# Google adsense



## alltshirts4you (Jun 9, 2006)

I think to add Google adsense to my t-shirts web shop.
But I afraid, that will move customers to competitors through adsense :-(
But I'll get revenue for these customers 

Have anyone an experience - does Google Adsense decrease the revenue from the original t-shirts web shop?


----------



## Despotte (Jun 2, 2006)

This has been discussed alot an interesting thing in Squidoo recently seemed to indicate that with a NEW site or new customers Google Adsense gave a sense of "legitimacy" to the website. The site was more comfortable to the user and the user felt that if Google was here then the place must be "better" I am not sure I buy this but after only a short time of strategically placing google ads Squidoo found that OTHER sales increased. Go figure. I still have yet to make any squidoo money so I don't know for sure.


----------



## T-BOT (Jul 24, 2006)

complicated topic for sure.

we have adsense ads on the site because we want to offer the visitor more related resources, it's not really for the ppc revenue.... it does help pay for some site expenses though. 
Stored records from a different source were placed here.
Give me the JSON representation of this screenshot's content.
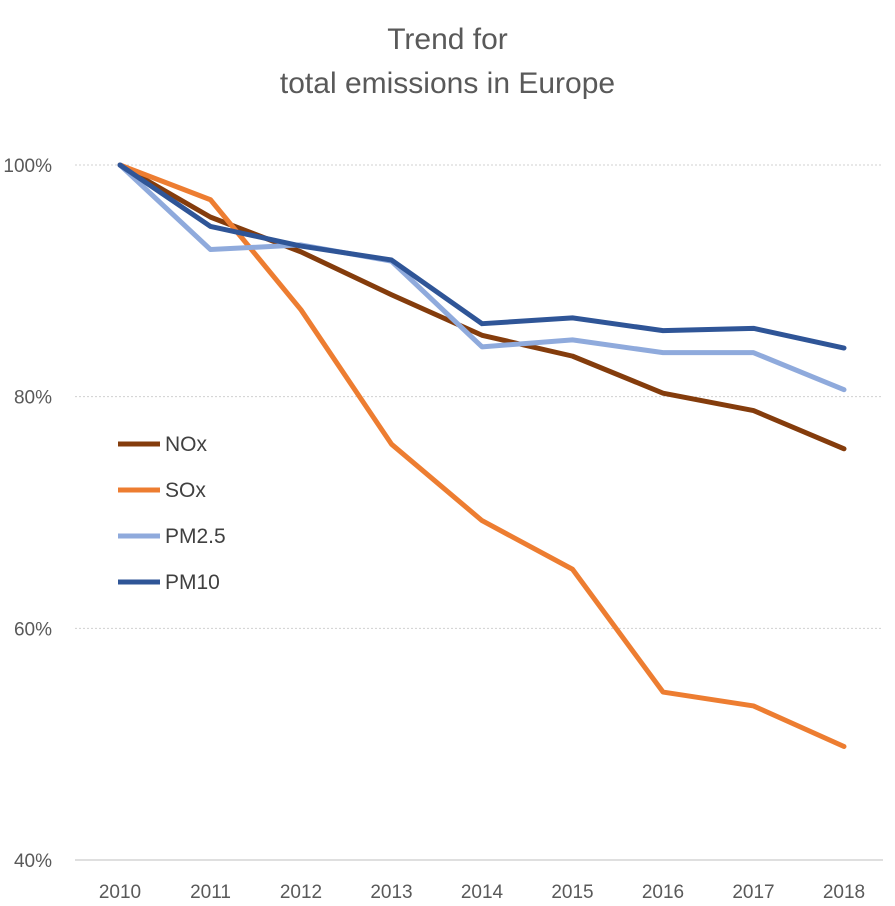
{
  "chart_data": {
    "type": "line",
    "title_line1": "Trend for",
    "title_line2": "total emissions in Europe",
    "categories": [
      "2010",
      "2011",
      "2012",
      "2013",
      "2014",
      "2015",
      "2016",
      "2017",
      "2018"
    ],
    "y_ticks": [
      "40%",
      "60%",
      "80%",
      "100%"
    ],
    "ylim": [
      40,
      100
    ],
    "grid": true,
    "legend_position": "left",
    "series": [
      {
        "name": "NOx",
        "color": "#843C0C",
        "values": [
          100,
          95.5,
          92.5,
          88.8,
          85.3,
          83.5,
          80.3,
          78.8,
          75.5
        ]
      },
      {
        "name": "SOx",
        "color": "#ED7D31",
        "values": [
          100,
          97.0,
          87.5,
          75.9,
          69.3,
          65.1,
          54.5,
          53.3,
          49.8
        ]
      },
      {
        "name": "PM2.5",
        "color": "#8FAADC",
        "values": [
          100,
          92.7,
          93.1,
          91.7,
          84.3,
          84.9,
          83.8,
          83.8,
          80.6
        ]
      },
      {
        "name": "PM10",
        "color": "#2F5597",
        "values": [
          100,
          94.7,
          93.0,
          91.8,
          86.3,
          86.8,
          85.7,
          85.9,
          84.2
        ]
      }
    ]
  }
}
The ads are in the same market sector and peeps like bestblanks, spreadshirt and others also do not have a problem advertising on the site. 

We do get sales from our sites adsense advertisers too, when they can not fill the users needs they often refer them to us. OR we fill orders for them and they sell it to their clients.

I think this type of B2B referals stuff goes beyond adsense and it is done a lot within all industries i find. The ones that don't are usually not what they proclaim to be or are not confident with what they sell. 

like i said, this is a very complicated topic and i bet there is no perfect answer.


----------



## Rodney (Nov 3, 2004)

See the discussion here as well:
http://www.t-shirtforums.com/showthread.php?t=4701

I think a B2B site is a different animal than a strict ecommerce site. They would probably work Ok in some circumstances on a B2B site.


----------



## Adam (Mar 21, 2005)

> But I afraid, that will move customers to competitors through adsense :-(


Well, that's exactly what it does.

If you haven't got the traffic then don't bother with them. It will just distract people from buying your own product. Isn't that what you want them to do, buy your product?

I've got a lot fo experience with Adsense and it definately decreases affiliate sales, so is more than likely to decrease your own sales. You have to ask yourself what is your end goal.


----------